No fue hasta julio de 1991 cuando fue detenido. Tracy Edwards, de treinta y un años, lograba salir
medio drogado y desnudo del piso de Dahmer, pero consiguió parar a una patrulla que pasaba por
allí. Cuando registraron el apartamento, descubrieron más de ochenta polaroids que mostraban
cuerpos en diferentes momentos de descuartizamiento, una cabeza en el frigorífico y restos
humanos en el congelador; además de un bidón de doscientos litros de capacidad lleno de ácido
que el caníbal utilizaba para deshacer los restos humanos.

Jeffrey Dahmer se declaró culpable pero alegó locura. El estado de Wisconsin no aplica la pena de
muerte, de modo que, si se le declaraba mentalmente sano, pasaría el resto de su vida en prisión;
de lo contrario, lo haría en una institución para enfermos mentales.

La defensa sostenía que Dahmer padecía necrofilia (un padecimiento que también sufría otro
conocido asesino, Carl Tanzler), lo que lo eximía de ser legalmente responsable de sus actos y, por
ello, debía ser recluido en un psiquiátrico.

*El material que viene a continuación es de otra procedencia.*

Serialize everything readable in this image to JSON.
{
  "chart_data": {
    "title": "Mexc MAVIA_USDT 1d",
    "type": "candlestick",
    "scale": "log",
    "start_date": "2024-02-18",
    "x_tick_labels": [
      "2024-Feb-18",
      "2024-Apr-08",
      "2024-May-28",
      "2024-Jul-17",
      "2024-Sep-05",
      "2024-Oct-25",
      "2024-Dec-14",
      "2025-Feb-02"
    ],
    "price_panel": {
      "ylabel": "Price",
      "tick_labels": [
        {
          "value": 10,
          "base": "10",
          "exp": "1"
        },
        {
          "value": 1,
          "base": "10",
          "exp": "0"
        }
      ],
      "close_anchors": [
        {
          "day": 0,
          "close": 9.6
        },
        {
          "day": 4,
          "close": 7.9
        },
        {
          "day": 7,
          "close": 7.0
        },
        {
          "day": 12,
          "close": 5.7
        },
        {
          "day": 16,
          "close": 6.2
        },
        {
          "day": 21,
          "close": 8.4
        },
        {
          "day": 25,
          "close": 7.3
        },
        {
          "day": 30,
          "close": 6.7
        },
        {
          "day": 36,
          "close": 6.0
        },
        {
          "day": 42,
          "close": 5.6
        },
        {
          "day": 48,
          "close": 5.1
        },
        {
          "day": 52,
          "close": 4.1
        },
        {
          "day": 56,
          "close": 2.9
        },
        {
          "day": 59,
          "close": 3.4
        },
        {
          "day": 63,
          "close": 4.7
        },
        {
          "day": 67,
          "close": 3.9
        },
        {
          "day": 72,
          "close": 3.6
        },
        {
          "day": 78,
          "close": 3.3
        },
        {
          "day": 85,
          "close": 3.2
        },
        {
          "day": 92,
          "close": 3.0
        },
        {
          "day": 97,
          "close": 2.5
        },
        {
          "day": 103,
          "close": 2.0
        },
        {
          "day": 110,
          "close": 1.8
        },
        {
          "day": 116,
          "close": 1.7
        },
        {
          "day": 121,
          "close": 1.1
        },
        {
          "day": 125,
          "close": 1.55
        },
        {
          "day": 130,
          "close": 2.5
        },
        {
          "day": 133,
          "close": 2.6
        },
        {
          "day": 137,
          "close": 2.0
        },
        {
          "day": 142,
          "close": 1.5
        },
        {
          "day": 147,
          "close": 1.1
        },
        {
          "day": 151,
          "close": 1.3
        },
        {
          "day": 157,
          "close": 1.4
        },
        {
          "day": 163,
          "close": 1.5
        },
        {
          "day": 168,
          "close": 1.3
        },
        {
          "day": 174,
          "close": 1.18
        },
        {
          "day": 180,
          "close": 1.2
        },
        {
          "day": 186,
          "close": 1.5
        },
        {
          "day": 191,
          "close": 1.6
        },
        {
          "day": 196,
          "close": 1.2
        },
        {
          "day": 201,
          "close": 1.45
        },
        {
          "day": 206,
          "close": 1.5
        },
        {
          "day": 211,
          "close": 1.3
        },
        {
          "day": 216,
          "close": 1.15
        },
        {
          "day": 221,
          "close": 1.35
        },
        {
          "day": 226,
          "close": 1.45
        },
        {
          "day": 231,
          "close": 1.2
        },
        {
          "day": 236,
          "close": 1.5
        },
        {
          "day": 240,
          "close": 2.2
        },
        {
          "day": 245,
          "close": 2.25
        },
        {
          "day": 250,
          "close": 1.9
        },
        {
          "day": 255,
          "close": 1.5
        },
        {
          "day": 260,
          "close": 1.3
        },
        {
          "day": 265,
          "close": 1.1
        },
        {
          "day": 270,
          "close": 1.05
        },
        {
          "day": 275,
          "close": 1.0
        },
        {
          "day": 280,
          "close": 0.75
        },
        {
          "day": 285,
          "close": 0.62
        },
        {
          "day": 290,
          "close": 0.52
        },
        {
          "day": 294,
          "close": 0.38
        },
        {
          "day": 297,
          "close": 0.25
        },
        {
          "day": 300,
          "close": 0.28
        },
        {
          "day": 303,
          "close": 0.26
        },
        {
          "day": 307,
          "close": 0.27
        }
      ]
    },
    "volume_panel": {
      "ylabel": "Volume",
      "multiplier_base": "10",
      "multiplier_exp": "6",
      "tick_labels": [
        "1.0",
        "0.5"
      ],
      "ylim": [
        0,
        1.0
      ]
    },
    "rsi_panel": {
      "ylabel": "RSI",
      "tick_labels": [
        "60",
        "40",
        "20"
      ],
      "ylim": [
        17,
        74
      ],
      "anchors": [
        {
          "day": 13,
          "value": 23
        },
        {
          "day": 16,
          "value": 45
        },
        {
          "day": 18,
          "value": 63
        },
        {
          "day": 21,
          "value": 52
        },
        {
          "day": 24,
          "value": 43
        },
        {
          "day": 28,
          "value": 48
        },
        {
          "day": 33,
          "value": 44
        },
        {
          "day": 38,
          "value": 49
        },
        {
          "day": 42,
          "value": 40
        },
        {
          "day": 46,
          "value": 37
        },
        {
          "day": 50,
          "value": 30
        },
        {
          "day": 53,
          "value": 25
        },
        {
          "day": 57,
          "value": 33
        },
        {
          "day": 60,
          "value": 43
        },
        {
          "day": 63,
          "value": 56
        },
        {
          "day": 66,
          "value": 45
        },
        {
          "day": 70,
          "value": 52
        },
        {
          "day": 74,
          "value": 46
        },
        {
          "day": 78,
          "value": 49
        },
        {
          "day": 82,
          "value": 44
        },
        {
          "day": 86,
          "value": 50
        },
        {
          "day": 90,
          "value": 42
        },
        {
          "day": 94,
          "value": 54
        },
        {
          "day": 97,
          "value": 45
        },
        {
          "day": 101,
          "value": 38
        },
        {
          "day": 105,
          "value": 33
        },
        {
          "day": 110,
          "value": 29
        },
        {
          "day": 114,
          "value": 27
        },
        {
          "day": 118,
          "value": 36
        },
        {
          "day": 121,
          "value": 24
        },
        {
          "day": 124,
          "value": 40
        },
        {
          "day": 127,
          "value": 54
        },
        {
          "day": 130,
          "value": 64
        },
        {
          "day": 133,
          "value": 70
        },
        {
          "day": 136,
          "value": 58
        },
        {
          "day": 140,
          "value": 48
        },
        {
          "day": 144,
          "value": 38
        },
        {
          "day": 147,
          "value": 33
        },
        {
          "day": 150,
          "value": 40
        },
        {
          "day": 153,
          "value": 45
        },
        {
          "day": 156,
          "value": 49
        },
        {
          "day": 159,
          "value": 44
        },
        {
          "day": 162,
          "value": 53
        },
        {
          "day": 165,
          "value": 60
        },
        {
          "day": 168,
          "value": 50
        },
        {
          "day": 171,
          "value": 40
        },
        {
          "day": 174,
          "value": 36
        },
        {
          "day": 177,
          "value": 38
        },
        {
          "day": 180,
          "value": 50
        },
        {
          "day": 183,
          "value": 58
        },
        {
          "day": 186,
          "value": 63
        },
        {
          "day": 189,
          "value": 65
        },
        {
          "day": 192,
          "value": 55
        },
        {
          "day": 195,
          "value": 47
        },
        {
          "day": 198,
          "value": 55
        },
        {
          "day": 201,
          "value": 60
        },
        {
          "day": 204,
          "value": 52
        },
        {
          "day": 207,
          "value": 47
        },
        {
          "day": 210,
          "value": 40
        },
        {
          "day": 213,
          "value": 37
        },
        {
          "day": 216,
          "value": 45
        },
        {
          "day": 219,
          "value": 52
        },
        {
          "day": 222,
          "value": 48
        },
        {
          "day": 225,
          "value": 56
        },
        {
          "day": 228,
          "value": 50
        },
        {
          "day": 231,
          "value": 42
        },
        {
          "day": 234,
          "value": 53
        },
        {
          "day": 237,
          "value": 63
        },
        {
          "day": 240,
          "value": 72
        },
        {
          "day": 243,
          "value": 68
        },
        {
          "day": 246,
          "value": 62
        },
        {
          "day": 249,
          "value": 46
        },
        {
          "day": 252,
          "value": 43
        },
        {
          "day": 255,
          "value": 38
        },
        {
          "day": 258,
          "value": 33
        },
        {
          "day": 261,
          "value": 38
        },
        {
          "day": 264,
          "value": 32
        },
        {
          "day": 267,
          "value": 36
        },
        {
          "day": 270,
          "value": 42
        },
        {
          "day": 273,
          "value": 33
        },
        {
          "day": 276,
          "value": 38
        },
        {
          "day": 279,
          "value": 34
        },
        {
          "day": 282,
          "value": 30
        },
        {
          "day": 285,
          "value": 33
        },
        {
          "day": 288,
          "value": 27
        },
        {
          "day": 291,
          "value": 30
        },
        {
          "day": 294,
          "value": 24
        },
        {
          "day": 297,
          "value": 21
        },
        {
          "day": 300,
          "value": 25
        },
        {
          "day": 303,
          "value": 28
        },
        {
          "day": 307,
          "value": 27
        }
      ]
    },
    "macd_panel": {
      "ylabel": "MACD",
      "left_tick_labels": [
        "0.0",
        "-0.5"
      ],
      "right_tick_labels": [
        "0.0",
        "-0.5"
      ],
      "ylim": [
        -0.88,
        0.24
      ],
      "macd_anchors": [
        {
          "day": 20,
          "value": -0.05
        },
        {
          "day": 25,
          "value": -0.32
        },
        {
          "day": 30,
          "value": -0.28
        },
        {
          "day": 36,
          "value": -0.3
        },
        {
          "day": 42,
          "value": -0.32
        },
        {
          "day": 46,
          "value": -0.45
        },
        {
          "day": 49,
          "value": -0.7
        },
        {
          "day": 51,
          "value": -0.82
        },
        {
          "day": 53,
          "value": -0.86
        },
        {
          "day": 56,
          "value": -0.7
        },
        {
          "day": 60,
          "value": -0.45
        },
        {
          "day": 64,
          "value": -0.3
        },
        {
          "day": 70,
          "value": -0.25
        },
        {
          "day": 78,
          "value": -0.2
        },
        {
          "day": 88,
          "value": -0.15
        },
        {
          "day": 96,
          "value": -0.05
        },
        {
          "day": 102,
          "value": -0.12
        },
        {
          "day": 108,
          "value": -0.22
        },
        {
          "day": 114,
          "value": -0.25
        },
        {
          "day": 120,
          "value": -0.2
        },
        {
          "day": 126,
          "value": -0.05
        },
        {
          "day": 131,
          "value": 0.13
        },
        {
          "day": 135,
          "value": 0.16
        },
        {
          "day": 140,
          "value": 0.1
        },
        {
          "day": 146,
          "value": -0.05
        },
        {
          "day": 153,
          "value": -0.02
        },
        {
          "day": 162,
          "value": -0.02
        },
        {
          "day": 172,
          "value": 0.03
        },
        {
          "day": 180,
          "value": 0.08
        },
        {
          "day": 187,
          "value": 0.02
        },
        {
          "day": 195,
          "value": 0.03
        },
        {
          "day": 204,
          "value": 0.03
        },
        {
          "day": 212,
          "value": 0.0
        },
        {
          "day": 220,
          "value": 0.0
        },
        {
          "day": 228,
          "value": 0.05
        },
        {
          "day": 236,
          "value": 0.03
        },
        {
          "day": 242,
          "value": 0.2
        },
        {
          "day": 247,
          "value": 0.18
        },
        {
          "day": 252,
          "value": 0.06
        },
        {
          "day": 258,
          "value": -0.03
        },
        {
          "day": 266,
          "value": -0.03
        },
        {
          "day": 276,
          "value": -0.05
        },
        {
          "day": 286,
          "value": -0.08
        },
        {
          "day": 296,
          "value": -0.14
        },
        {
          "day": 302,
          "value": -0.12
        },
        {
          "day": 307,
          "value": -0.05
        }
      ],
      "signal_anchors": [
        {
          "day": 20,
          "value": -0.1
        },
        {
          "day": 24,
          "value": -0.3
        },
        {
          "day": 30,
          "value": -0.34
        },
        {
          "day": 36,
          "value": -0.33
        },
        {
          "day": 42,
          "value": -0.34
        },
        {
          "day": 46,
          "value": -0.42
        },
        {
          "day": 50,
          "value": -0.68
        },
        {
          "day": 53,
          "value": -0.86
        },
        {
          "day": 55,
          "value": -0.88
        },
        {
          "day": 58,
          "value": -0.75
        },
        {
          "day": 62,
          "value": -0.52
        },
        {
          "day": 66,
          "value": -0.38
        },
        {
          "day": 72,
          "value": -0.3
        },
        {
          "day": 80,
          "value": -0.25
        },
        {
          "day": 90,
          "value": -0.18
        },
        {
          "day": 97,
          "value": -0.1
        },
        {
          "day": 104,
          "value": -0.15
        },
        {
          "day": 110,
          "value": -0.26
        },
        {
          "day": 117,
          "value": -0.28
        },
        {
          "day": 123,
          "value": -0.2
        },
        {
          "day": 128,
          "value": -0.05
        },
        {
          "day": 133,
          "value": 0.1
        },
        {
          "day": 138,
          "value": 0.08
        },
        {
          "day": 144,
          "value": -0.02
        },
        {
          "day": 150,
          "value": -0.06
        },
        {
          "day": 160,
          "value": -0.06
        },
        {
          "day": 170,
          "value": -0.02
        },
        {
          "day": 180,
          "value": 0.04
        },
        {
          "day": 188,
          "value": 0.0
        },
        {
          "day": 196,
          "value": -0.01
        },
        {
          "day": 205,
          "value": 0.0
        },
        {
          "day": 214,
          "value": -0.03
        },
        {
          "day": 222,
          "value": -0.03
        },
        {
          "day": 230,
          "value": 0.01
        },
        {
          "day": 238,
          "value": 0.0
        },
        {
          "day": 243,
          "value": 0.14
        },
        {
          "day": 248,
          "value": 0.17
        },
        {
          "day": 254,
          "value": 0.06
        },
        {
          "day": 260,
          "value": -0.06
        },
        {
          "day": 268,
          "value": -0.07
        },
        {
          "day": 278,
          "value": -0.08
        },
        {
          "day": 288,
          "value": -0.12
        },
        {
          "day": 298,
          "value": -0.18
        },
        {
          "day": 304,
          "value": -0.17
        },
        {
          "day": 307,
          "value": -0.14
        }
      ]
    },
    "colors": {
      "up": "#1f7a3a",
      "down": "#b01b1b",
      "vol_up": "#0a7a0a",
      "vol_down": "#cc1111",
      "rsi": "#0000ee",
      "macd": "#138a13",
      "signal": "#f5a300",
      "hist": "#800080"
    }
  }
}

Cuando fue el turno de la fiscalía, su argumento fue que
el acusado había practicado sexo con las víctimas estando éstas vivas, aunque inconscientes
(utilizando siempre preservativo, para más señas); además de que mantenía control sobre sus
impulsos, puesto que cometía los crímenes únicamente donde se sentía lo suficientemente
seguro.
Tras la deliberación de un jurado formado por gente no experta, se concluyó que, para ser
diagnosticado como enfermo mental, Jeffrey Dahmer debía comportarse como tal todo el tiempo,
incluyendo cuando mataba, que es precisamente cuando se consideró que se mantenía en sus
cabales. Finalmente fue hallado culpable de quince asesinatos y condenado a quince cadenas
perpetuas, un total de 937 años de cárcel.

Vida en prisión y muerte

Se le envió a la prisión de Columbia (Wisconsin), donde volvió a la iglesia para expiar sus pecados.
Encontró una explicación para lo que había ocurrido, y es que el mismísimo Diablo le había
poseído. Durante su corta estancia, fue visitado por la hermana de uno de los jóvenes muertos y
concedió varias entrevistas a los medios para relatar su experiencia, en algunas de las cuales
estaba presente su padre.

En noviembre de 1994 halló su final de forma violenta, cuando otro preso que también cumplía
condena por asesinato lo abordó en el gimnasio de la cárcel y le golpeó con una barra de pesas
hasta que lo mató. Para algunos, fue la muerte que alguien como Dahmer merecía, pero para
muchos otros, supuso la privación del derecho de los ciudadanos de tenerle purgando por lo que
había hecho hasta el final de sus días.